By TOM DE HAVEN (Morrow; 1979)
A classic of freak lit that predated the better-known GEEK LOVE by nearly a full decade. FREAKS’ AMOUR would appear to have been an influence on the latter novel in its notably perceptive depiction of the day-to-day lives of some severely deformed individuals. The novel also had a definite (if unintended) real-life corollary, as its initial 1979 publication occurred a week before the accident at Three-Mile Island, which paralleled the nuclear explosion that sets FREAKS’ AMOUR in motion.

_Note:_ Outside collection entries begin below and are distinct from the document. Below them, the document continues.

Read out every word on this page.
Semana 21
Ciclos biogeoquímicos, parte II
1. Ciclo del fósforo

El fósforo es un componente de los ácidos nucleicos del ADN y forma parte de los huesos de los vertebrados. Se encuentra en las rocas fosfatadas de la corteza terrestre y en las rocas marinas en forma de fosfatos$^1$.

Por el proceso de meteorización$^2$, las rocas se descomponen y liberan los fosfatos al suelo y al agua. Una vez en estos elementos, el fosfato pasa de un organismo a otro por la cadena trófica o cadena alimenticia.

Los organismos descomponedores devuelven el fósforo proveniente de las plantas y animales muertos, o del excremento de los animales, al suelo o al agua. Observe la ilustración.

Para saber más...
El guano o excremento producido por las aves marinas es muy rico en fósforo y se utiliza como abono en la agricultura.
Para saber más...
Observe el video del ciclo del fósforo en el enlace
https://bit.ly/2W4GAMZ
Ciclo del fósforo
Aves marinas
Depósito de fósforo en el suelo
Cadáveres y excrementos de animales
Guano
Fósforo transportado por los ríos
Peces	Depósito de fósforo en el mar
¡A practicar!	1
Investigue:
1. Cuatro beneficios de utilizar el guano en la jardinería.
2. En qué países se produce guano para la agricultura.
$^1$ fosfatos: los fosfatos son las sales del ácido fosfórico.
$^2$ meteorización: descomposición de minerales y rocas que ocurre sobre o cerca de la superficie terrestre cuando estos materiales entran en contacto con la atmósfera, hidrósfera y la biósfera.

That calamity is known as Caliban’s Night, which takes place in New Jersey in the “future” year 1988, and causes widespread mutations among its survivors. Among those survivors are the parents of Grinner, the narrator, and his twin brother Flourface. Grinner, so named because his face is twisted into a permanent grin, grows up to be a more-or-less upstanding citizen. As for Flourface, cursed with a flour-white face and pin-prick eyes, he becomes a dealer in mutant goldfish eggs, which are highly illegal, as when they’re imbibed they cause one to literally die for short periods.

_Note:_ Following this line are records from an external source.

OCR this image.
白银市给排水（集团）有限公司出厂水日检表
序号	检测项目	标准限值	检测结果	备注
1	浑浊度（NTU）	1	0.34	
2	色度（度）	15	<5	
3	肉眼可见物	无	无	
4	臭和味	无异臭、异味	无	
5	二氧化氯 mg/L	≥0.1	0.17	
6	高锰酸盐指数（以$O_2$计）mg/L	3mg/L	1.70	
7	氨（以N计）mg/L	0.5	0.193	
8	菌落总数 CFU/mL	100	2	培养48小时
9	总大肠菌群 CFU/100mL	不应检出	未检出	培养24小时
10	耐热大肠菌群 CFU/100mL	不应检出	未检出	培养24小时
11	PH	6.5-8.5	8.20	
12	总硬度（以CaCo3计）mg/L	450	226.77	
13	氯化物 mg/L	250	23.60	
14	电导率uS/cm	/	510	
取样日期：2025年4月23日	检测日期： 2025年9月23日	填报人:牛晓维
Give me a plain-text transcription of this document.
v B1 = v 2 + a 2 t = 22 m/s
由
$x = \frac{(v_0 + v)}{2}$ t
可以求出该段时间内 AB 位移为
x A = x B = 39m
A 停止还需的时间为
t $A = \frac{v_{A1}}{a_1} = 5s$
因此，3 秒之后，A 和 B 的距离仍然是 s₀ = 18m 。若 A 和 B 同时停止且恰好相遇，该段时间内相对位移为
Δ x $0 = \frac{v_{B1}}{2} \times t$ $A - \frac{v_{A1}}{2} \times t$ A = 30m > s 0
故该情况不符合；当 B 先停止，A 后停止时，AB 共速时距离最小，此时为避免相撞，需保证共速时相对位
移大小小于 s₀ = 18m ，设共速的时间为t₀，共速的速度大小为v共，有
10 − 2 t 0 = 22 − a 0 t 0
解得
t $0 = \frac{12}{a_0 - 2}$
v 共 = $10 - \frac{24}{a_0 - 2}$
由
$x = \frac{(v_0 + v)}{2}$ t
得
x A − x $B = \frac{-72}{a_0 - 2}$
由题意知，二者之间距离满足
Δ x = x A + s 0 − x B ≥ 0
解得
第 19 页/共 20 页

Grinner marries Reeni, a furry troll-like fellow freak with whom he performs a pornographic stage show involving rape and brutality. Their object is to raise money for “syntha-skin” transplants that promise to make them appear normal. But Reeni is addicted to goldfish eggs (while Grinner contents himself with popping salt pills), and Grinner’s life is further rattled by the intervention of Sharkey, an agent of BORD (the Bureau of Restricted Drugs) who’s naturally quite interested in Flourface’s activities.

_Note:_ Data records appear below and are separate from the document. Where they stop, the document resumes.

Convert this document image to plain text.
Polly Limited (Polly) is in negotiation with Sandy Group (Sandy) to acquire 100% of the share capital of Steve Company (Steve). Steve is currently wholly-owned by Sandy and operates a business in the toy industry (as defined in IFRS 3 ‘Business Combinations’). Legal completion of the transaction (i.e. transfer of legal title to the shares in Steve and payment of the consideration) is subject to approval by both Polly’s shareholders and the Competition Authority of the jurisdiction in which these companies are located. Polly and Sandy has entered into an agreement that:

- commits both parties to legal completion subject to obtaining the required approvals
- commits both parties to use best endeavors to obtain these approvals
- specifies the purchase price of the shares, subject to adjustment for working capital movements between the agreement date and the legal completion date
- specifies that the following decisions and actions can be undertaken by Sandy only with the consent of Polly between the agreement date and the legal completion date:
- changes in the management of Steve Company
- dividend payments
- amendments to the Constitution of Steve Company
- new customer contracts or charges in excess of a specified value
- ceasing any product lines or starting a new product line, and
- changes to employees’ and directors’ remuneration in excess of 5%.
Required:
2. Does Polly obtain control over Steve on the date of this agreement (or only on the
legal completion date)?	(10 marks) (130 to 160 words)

FREAKS’ AMOUR is quite insightful in its depiction of the lives of Grinner and his companions, and distinguished by the author’s considerable imaginative heft and descriptive power. It’s with the intervention of Sharkey, at roughly the halfway point, that the story changes from a picturesque, character-based account to a quasi-science fiction thriller, with Grinner uncovering a widespread conspiracy involving the fish eggs, whose effects aren’t as random as they might seem. This latter half, unfortunately, is far less compelling than the early sections, which are like nothing else in their fecund strangeness, and probably explains why this novel never attained the success of the aforementioned GEEK LOVE.